The interquartile range, often written as IQR, is a measure of spread in a dataset. It tells you how wide the middle 50% of your data is. Instead of focusing on extreme minimum and maximum values, IQR focuses on the central portion, making it useful when your data has outliers.

Formula: IQR = Q3 − Q1
Q1 = first quartile (25th percentile)
Q3 = third quartile (75th percentile)

How to calculate interquartile range step by step

1) Sort the data from smallest to largest

Quartiles are position-based, so sorting is required before anything else.

2) Find the median (Q2)

The median is the middle value. If there are two middle values, average them.

3) Split the data into lower and upper halves

For odd-sized datasets, methods vary:

  • Exclusive median: do not include the median in either half.
  • Inclusive median: include the median in both halves.

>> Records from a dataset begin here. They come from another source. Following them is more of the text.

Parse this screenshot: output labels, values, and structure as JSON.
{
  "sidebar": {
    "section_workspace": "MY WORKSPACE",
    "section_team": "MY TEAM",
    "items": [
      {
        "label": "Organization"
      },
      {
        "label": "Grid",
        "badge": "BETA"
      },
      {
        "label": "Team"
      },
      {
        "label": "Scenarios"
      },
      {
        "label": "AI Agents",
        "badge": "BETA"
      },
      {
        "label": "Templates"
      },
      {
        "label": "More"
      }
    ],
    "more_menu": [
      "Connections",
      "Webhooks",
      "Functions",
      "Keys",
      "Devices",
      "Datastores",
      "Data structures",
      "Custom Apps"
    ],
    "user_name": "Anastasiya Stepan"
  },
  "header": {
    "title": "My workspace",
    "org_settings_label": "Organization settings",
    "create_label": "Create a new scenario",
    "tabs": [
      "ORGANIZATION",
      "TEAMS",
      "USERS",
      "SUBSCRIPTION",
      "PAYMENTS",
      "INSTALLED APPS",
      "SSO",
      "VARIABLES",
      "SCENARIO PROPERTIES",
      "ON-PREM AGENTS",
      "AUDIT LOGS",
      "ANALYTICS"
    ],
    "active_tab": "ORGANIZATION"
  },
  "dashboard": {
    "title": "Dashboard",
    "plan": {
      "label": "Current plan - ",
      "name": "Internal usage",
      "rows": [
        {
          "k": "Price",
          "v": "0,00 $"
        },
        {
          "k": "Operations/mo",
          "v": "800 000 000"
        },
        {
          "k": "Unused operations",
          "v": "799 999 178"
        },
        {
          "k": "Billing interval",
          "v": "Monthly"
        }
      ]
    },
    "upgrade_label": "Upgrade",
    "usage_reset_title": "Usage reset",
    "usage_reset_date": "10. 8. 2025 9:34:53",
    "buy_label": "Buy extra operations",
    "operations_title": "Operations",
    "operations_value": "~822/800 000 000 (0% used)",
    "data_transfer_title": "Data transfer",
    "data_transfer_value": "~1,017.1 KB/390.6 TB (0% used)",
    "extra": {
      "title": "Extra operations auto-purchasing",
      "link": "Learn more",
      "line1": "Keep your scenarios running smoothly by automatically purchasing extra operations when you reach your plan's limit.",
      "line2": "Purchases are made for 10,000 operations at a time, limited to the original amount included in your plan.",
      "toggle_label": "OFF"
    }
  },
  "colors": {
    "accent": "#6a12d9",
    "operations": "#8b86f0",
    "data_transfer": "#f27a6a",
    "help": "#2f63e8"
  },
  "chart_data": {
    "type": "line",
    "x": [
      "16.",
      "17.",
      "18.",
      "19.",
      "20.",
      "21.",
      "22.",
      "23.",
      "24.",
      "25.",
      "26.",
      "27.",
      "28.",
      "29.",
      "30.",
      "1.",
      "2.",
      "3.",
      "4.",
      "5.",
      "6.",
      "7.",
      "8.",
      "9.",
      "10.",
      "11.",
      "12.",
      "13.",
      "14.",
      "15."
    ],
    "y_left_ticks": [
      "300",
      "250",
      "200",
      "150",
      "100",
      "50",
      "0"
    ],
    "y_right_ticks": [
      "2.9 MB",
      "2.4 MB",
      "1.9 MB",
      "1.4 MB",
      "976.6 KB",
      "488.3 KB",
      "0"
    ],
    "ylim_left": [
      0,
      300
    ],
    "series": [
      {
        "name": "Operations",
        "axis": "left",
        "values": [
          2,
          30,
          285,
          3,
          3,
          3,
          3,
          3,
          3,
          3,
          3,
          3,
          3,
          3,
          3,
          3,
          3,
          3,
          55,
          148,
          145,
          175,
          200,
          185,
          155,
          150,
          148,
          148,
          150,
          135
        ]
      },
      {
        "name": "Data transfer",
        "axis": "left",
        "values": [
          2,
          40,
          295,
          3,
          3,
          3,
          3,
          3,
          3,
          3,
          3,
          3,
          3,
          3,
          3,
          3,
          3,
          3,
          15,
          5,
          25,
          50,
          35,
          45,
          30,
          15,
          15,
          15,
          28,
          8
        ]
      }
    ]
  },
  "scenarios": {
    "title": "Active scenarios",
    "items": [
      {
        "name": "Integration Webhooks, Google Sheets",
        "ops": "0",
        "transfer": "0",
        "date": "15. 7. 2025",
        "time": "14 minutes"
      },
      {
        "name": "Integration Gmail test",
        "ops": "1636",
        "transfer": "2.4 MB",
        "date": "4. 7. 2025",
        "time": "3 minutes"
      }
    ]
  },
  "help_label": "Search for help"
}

This calculator lets you choose either method so your result matches your class or software convention.

4) Find Q1 and Q3

Q1 is the median of the lower half, and Q3 is the median of the upper half.

5) Subtract Q1 from Q3

The final step is simple: IQR = Q3 − Q1.

Worked example

Suppose your sorted data is: 3, 5, 7, 8, 11, 12, 13, 16, 18

  • Median (Q2) = 11
  • Lower half (exclusive) = 3, 5, 7, 8 → Q1 = (5 + 7)/2 = 6
  • Upper half (exclusive) = 12, 13, 16, 18 → Q3 = (13 + 16)/2 = 14.5
  • IQR = 14.5 − 6 = 8.5

Why IQR is useful

  • It is resistant to outliers compared with full range.
  • It summarizes spread in a robust way for skewed data.
  • It is central to box plots and exploratory data analysis.
  • It helps identify potential outliers with the 1.5 × IQR rule.

Outlier detection with IQR

A common rule flags values outside these “fences”:

Lower fence = Q1 − 1.5 × IQR
Upper fence = Q3 + 1.5 × IQR

Values below the lower fence or above the upper fence are potential outliers. The calculator above includes these fences automatically.

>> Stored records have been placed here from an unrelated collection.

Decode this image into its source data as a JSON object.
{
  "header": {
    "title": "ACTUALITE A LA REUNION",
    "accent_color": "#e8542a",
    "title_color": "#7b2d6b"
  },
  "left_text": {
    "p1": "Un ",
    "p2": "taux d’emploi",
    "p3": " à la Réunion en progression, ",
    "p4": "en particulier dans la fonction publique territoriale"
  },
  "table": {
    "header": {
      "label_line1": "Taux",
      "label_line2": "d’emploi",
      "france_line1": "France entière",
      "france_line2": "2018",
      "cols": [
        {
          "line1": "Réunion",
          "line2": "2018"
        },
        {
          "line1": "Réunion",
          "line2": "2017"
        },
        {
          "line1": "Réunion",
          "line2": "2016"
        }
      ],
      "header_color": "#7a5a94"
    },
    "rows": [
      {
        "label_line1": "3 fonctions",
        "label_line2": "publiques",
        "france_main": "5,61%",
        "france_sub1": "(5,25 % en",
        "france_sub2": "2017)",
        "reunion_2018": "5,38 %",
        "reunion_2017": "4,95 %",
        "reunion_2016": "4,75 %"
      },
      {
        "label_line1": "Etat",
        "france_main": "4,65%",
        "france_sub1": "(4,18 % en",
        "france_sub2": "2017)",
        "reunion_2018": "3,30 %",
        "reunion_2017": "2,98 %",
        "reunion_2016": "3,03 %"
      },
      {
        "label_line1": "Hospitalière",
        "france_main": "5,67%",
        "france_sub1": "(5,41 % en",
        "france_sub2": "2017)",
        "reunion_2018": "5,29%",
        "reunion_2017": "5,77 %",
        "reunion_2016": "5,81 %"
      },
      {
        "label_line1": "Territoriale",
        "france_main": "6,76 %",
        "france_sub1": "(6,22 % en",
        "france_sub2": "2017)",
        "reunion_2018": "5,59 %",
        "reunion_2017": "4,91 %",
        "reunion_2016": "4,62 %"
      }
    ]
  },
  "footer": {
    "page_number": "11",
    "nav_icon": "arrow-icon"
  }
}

Common mistakes when calculating IQR

  • Not sorting the data first.
  • Mixing quartile methods (inclusive vs. exclusive) without realizing it.
  • Confusing IQR with range (max − min).
  • Using too few data points to make meaningful spread conclusions.

Quick FAQ

Can IQR be zero?

Yes. If Q1 and Q3 are equal, then IQR is 0, meaning the middle 50% of values are the same.

Is IQR affected by extreme values?

Much less than range or standard deviation. That is why IQR is popular for skewed data.

What if my numbers are decimals or negative?

No problem. The calculator supports decimals and negative values.

Final thoughts

If you want a reliable way to measure variability without letting outliers dominate, calculate interquartile range. It is fast, interpretable, and especially useful for box plots, summary reporting, and robust statistics.